Od Eleonory Portugalskiej po Stefanię Klotyldę i Zofię Chotek – ta książka to opowieść o kobietach, których życie było niezwykłe. Celowo piszę: niezwykłe, bowiem nie można jednoznacznie powiedzieć, że było wspaniałe. Bo cóż może być wspaniałego w tym, że nie możesz decydować o swojej przyszłości, że inni ustalają, jak będziesz wykształcona, za kogo wyjdziesz za mąż, z kim możesz się spotykać, a nawet jakie suknie powinnaś nosić? Czy dobrze jest być ofiarą wielkiej polityki, która nie uwzględnia uczuć? Co może powiedzieć młoda kobieta, poślubiona jako dziecko nieznanemu mężczyźnie w kraju, o którym sama nie wie nic ponad to, że jest wielki i groźny, a na niej spoczywa obowiązek zawiązania i podtrzymania sojuszu, gwarantującego spokój i bezpieczeństwo wielu poddanych?
Dwadzieścia sześć kobiet, które przywdziały koronę Habsburgów. Były cesarzowymi, a nierzadko, jak Maria Teresa Habsburg, same rządziły krajem, który miał ambicje być największą monarchią Starego Świata. Pochodziły z Portugalii – jak Eleonora, Hiszpanii – jak Maria Hiszpańska, z Francji – jak Maria Ludwika, z Mantui – jak Eleonora Gonzaga, a nawet z Brunszwiku – jak Wilhelmina Amalia. Bywały kochane przez swoich habsburskich mężów, jak Elżbieta Bawarska i Maria Leopoldyna, ale i bywały im zupełnie obojętne, jak Maria Amalia i Stefania Klotylda. Ich los nie różnił się zbytnio od losu innych europejskich księżniczek. Co je zatem wyróżniało?
Habsburgowie od zawsze zabiegali o poprawę swojej pozycji w Europie poprzez szczęśliwe mariaże. Dość wspomnieć, że wydawali swoje córki nawet za wrogów i konkurentów na europejskiej scenie, co potwierdza choćby małżeństwo Elżbiety Rakuszanki i Kazimierza Jagiellończyka czy Marii Antoniny z Ludwikiem XVI, królem Francji. Dynastia ta panowała w Europie przez tysiąc lat, a zakończyła ją pierwsza wojna światowa.
Bez wątpienia wstąpienie jako żona Habsburga na tron, czy to we Wiedniu, czy w Niderlandach Austriackich, oznaczało splendor, prestiż i wygodę, o jakiej mogły tylko marzyć inne dobrze urodzone panny na wydaniu na starym kontynencie. Czy jednak nie była to często złota klatka, z której ucieczka była możliwa jedynie poprzez śmierć? A może tytuł cesarzowej Habsburg był najbardziej pożądanym przydomkiem przez kilkaset lat?

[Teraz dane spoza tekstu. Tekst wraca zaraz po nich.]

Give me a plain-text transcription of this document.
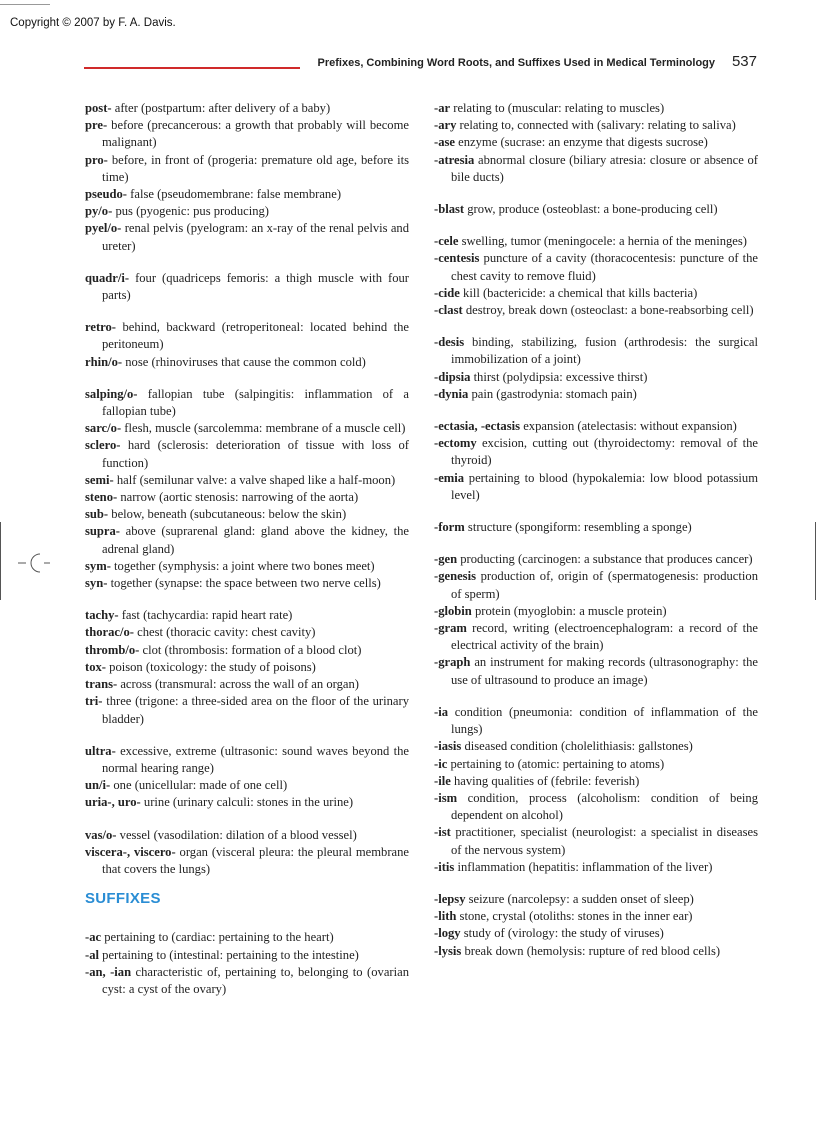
Copyright © 2007 by F. A. Davis.
Prefixes, Combining Word Roots, and Suffixes Used in Medical Terminology 537

post- after (postpartum: after delivery of a baby)

pre- before (precancerous: a growth that probably will become malignant)

pro- before, in front of (progeria: premature old age, before its time)

pseudo- false (pseudomembrane: false membrane)

py/o- pus (pyogenic: pus producing)

pyel/o- renal pelvis (pyelogram: an x-ray of the renal pelvis and ureter)

quadr/i- four (quadriceps femoris: a thigh muscle with four parts)

retro- behind, backward (retroperitoneal: located behind the peritoneum)

rhin/o- nose (rhinoviruses that cause the common cold)

salping/o- fallopian tube (salpingitis: inflammation of a fallopian tube)

sarc/o- flesh, muscle (sarcolemma: membrane of a muscle cell)

sclero- hard (sclerosis: deterioration of tissue with loss of function)

semi- half (semilunar valve: a valve shaped like a half-moon)

steno- narrow (aortic stenosis: narrowing of the aorta)

sub- below, beneath (subcutaneous: below the skin)

supra- above (suprarenal gland: gland above the kidney, the adrenal gland)

sym- together (symphysis: a joint where two bones meet)

syn- together (synapse: the space between two nerve cells)

tachy- fast (tachycardia: rapid heart rate)

thorac/o- chest (thoracic cavity: chest cavity)

thromb/o- clot (thrombosis: formation of a blood clot)

tox- poison (toxicology: the study of poisons)

trans- across (transmural: across the wall of an organ)

tri- three (trigone: a three-sided area on the floor of the urinary bladder)

ultra- excessive, extreme (ultrasonic: sound waves beyond the normal hearing range)

un/i- one (unicellular: made of one cell)

uria-, uro- urine (urinary calculi: stones in the urine)

vas/o- vessel (vasodilation: dilation of a blood vessel)

viscera-, viscero- organ (visceral pleura: the pleural membrane that covers the lungs)

SUFFIXES

-ac pertaining to (cardiac: pertaining to the heart)

-al pertaining to (intestinal: pertaining to the intestine)

-an, -ian characteristic of, pertaining to, belonging to (ovarian cyst: a cyst of the ovary)

-ar relating to (muscular: relating to muscles)

-ary relating to, connected with (salivary: relating to saliva)

-ase enzyme (sucrase: an enzyme that digests sucrose)

-atresia abnormal closure (biliary atresia: closure or absence of bile ducts)

-blast grow, produce (osteoblast: a bone-producing cell)

-cele swelling, tumor (meningocele: a hernia of the meninges)

-centesis puncture of a cavity (thoracocentesis: puncture of the chest cavity to remove fluid)

-cide kill (bactericide: a chemical that kills bacteria)

-clast destroy, break down (osteoclast: a bone-reabsorbing cell)

-desis binding, stabilizing, fusion (arthrodesis: the surgical immobilization of a joint)

-dipsia thirst (polydipsia: excessive thirst)

-dynia pain (gastrodynia: stomach pain)

-ectasia, -ectasis expansion (atelectasis: without expansion)

-ectomy excision, cutting out (thyroidectomy: removal of the thyroid)

-emia pertaining to blood (hypokalemia: low blood potassium level)

-form structure (spongiform: resembling a sponge)

-gen producting (carcinogen: a substance that produces cancer)

-genesis production of, origin of (spermatogenesis: production of sperm)

-globin protein (myoglobin: a muscle protein)

-gram record, writing (electroencephalogram: a record of the electrical activity of the brain)

-graph an instrument for making records (ultrasonography: the use of ultrasound to produce an image)

-ia condition (pneumonia: condition of inflammation of the lungs)

-iasis diseased condition (cholelithiasis: gallstones)

-ic pertaining to (atomic: pertaining to atoms)

-ile having qualities of (febrile: feverish)

-ism condition, process (alcoholism: condition of being dependent on alcohol)

-ist practitioner, specialist (neurologist: a specialist in diseases of the nervous system)

-itis inflammation (hepatitis: inflammation of the liver)

-lepsy seizure (narcolepsy: a sudden onset of sleep)

-lith stone, crystal (otoliths: stones in the inner ear)

-logy study of (virology: the study of viruses)

-lysis break down (hemolysis: rupture of red blood cells)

Historyczka, Sigrid-Maria Größing, prowadzi nas przez dwadzieścia sześć ciekawych życiorysów. Za każdym z nich kryje się kobieta, z jej marzeniami i cierpieniem, które niósł tytuł cesarzowej. W bardzo lakonicznych notkach kryją się często dramatyczne historie o tym, jak traktowano dziewczęta będące gwarantami pokoju. Te słabsze stawały się ofiarami wielkiej polityki, te silniejsze próbowały sobie podporządkować dwór, przejmując władzę, jak wybitna Maria Teresa. Nie dowiemy się jednak wiele więcej, bowiem zaproponowane opisy są poszerzonymi notatkami, rodem niczym z Wikipedii. A szkoda, bo prezentowane kobiety zasługują na więcej niż tylko pobieżne opisy, często pozbawione szerszego tła, pokazujące te bohaterki w dosyć suchy i pozbawiony wrażliwości sposób. Na tle popularnych dzisiaj zestawów opowieści o znanych kobietach z przeszłości, choćby pióra Iwony Kienzler, te notki wydają się surowe i mało porywające.
Można zajrzeć do tego zbioru, pozwoli na uporządkowanie wiedzy o habsburskich cesarzowych. Emocji tu jednak brakuje. A szkoda.